– О, нет, я понимаю! Понимаю, милая Долли, понимаю, – говорила Анна, пожимая ее руку.
– И ты думаешь, что он понимает весь ужас моего положения? – продолжала Долли. – Нисколько! Он счастлив и доволен.
– О, нет! – быстро перебила Анна. – Он жалок, он убит раскаяньем…
– Способен ли он к раскаянью? – перебила Долли, внимательно вглядываясь в лицо золовки.
– Да, я его знаю. Я не могла без жалости смотреть на него. Мы его обе знаем. Он добр, но он горд, а теперь так унижен. Главное, что меня тронуло (и тут Анна угадала главное, что могло тронуть Долли) – его мучают две вещи: то, что ему стыдно детей, и то, что он, любя тебя… да, да, любя больше всего на свете, – поспешно перебила она хотевшую возражать Долли, – сделал тебе больно, убил тебя. «Нет, нет, она не простит», все говорит он.
Долли задумчиво смотрела мимо золовки, слушая ее слова.
– Да, я понимаю, что положение его ужасное; виноватому хуже, чем невинному, – сказала она, – если он чувствует, что от вины его все несчастие.
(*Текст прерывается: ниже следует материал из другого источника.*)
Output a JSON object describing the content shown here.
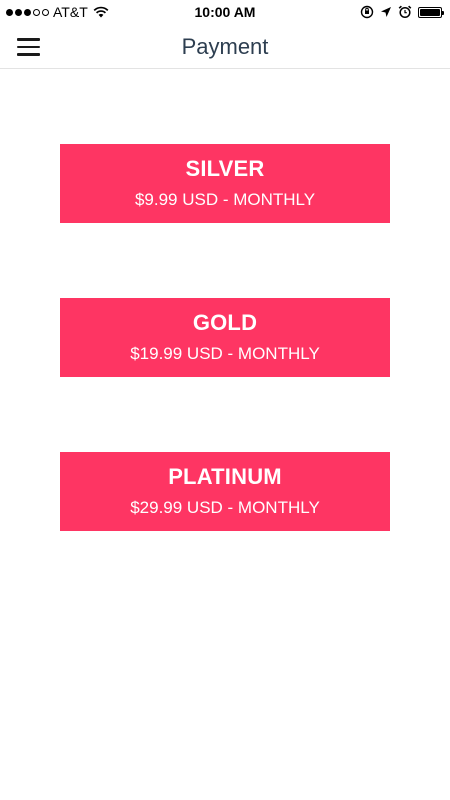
{
  "status_bar": {
    "carrier": "AT&T",
    "time": "10:00 AM",
    "signal_bars_filled": 3,
    "signal_bars_total": 5
  },
  "header": {
    "title": "Payment",
    "menu_icon": "hamburger-menu-icon"
  },
  "colors": {
    "plan_background": "#fe3563",
    "title_color": "#2d3e50"
  },
  "plans": [
    {
      "name": "SILVER",
      "price": "$9.99 USD - MONTHLY"
    },
    {
      "name": "GOLD",
      "price": "$19.99 USD - MONTHLY"
    },
    {
      "name": "PLATINUM",
      "price": "$29.99 USD - MONTHLY"
    }
  ]
}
Но как же простить, как мне опять быть его женою после нее? Мне жить с ним теперь будет мученье, именно потому, что я любила его, как любила, что я люблю свою прошедшую любовь к нему…
И рыдания перервали ее слова.
Но как будто нарочно, каждый раз, как она смягчалась, она начинала опять говорить о том, что раздражало ее.
– Она ведь молода, ведь она красива, – продолжала она. – Ты понимаешь ли, Анна, что у меня моя молодость, красота взяты кем? Им и его детьми. Я отслужила ему, и на этой службе ушло все мое, и ему теперь, разумеется, свежее пошлое существо приятнее. Они, верно, говорили между собою обо мне или, еще хуже, умалчивали, – ты понимаешь? – Опять ненавистью зажглись ее глаза. – И после этого он будет говорить мне… Что ж, я буду верить ему? Никогда. Нет, уж кончено все, все, что составляло утешенье, награду труда, мук… Ты поверишь ли? я сейчас учила Гришу: прежде это бывало радость, теперь мученье. Зачем я стараюсь, тружусь? Зачем дети? Ужасно то, что вдруг душа моя перевернулась, и вместо любви, нежности у меня к нему одна злоба, да, злоба. Я бы убила его и…
– Душенька, Долли, я понимаю, но не мучь себя. Ты так оскорблена, так возбуждена, что ты многое видишь не так.
Долли затихла, и они минуты две помолчали.
– Что делать, придумай, Анна, помоги. Я все передумала и ничего не вижу.
Анна ничего не могла придумать, но сердце ее прямо отзывалось на каждое слово, на каждое выражение лица невестки.
– Я одно скажу, – начала Анна, – я его сестра, я знаю его характер, эту способность все, все забыть (она сделала жест пред лбом), эту способность полного увлечения, но зато и полного раскаяния. Он не верит, не понимает теперь, как он мог сделать то, что сделал.
– Нет, он понимает, он понимал! – перебила Долли. – Но я… ты забываешь меня… разве мне легче?
– Постой. Когда он говорил мне, признаюсь тебе, я не понимала еще всего ужаса твоего положения. Я видела только его и то, что семья расстроена; мне его жалко было, но, поговорив с тобой, я, как женщина, вижу другое; я вижу твои страдания, и мне, не могу тебе сказать, как жаль тебя! Но, Долли, душенька, я понимаю твои страдания вполне, только одного я не знаю: я не знаю… я не знаю, насколько в душе твоей есть еще любви к нему. Это ты знаешь, – настолько ли есть, чтобы можно было простить. Если есть, то прости!
– Нет, – начала Долли, но Анна прервала ее, целуя еще раз ее руку.
– Я больше тебя знаю свет, – сказала она. – Я знаю этих людей, как Стива, как они смотрят на это. Ты говоришь, что он с ней говорил об тебе. Этого не было. Эти люди делают неверности, но свой домашний очаг и жена – это для них святыня. Как-то у них эти женщины остаются в презрении и не мешают семье. Они какую-то черту проводят непроходимую между семьей и этим. Я этого не понимаю, но это так.